GameStop posted FQ3 GAAP EPS of -$1.39 missing the average analyst estimate of -$0.58. On the other hand, revenue for the quarter increased by 30% from the same quarter in 2020 to $1.3 billion, surpassing the consensus Street expectation by $110 million.
GameStop’s FQ3 inventory increased to $1.141 billion from $861 million reported the same quarter a year ago, contributing to the earnings miss.
GameStop’s financial position remains solid with cash and cash equivalents of $1.413 billion and a low-interest, unsecured term loan of $46.2 million.
Should you bet on growth?
From a valuation perspective, GameStop shares trade at a steep forward P/E ratio of 1181.29, thus making the stock too expensive for bargain hunters.

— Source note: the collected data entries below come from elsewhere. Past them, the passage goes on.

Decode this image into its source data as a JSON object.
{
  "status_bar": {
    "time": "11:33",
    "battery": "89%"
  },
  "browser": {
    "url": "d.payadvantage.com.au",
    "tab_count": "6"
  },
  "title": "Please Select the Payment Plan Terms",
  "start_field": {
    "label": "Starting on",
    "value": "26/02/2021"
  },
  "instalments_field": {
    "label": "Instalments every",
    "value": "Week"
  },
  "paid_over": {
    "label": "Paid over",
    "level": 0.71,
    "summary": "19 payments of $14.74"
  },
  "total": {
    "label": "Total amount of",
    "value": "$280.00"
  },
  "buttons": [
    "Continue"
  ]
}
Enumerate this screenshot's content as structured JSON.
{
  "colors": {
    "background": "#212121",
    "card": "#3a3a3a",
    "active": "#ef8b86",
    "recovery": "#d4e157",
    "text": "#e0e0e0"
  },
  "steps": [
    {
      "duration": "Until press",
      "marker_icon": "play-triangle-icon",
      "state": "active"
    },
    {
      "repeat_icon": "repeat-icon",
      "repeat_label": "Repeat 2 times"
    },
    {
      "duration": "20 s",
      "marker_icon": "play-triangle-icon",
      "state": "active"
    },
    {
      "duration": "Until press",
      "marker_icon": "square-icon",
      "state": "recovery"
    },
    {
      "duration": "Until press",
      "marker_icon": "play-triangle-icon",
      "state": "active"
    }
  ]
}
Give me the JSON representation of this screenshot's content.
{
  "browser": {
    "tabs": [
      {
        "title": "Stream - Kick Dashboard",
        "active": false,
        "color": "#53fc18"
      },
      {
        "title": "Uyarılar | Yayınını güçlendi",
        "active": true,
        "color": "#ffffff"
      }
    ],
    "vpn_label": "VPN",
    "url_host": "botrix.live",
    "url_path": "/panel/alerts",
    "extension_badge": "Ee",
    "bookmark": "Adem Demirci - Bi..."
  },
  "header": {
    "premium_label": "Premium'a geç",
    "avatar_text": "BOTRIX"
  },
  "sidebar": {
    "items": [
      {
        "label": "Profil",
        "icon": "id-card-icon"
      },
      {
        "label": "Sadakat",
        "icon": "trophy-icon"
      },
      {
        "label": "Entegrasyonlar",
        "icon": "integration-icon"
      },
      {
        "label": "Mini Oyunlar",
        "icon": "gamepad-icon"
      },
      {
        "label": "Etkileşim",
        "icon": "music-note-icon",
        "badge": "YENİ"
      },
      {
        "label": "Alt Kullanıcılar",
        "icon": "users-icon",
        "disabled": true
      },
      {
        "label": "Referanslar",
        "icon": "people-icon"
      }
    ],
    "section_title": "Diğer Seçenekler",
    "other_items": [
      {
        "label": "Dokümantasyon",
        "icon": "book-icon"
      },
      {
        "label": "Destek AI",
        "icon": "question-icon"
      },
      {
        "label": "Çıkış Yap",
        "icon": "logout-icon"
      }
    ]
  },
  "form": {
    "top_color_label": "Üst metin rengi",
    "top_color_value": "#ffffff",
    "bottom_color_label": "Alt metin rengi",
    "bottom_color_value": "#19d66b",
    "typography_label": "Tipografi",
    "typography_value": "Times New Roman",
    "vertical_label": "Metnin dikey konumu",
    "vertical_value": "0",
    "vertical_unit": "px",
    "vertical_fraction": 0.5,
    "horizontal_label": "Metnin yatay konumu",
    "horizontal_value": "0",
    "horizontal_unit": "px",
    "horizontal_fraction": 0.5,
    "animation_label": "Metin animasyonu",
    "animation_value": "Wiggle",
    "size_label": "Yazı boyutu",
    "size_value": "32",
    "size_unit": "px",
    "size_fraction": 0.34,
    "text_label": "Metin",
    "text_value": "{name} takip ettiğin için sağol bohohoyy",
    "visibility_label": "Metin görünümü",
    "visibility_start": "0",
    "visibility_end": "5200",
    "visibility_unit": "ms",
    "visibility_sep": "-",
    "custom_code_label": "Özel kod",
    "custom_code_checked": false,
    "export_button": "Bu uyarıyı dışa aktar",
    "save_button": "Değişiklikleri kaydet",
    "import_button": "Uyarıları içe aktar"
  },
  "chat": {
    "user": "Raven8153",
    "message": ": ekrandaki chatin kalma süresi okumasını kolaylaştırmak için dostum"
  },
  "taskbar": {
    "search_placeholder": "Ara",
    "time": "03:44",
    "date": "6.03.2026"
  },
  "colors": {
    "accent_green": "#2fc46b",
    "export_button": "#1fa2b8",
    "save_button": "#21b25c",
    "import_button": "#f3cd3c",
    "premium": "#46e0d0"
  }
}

However, analysts expect its earnings per share to increase by 37.80% this year, before spiking by more than 104% next year.
Therefore, GameStop could gain the attention of long-term growth investors.
Source – TradingView
Technically, GameStop shares seem to be trading within a sharply descending channel formation in the intraday chart. As a result, the stock has plummeted closer to the oversold conditions of the 14-day RSI.
Therefore, investors could target technical rebounds at about $201.33, or higher at $225.42. On the other hand, if the decline continues, GameStop could find support at about $144.82, or lower at $121.18.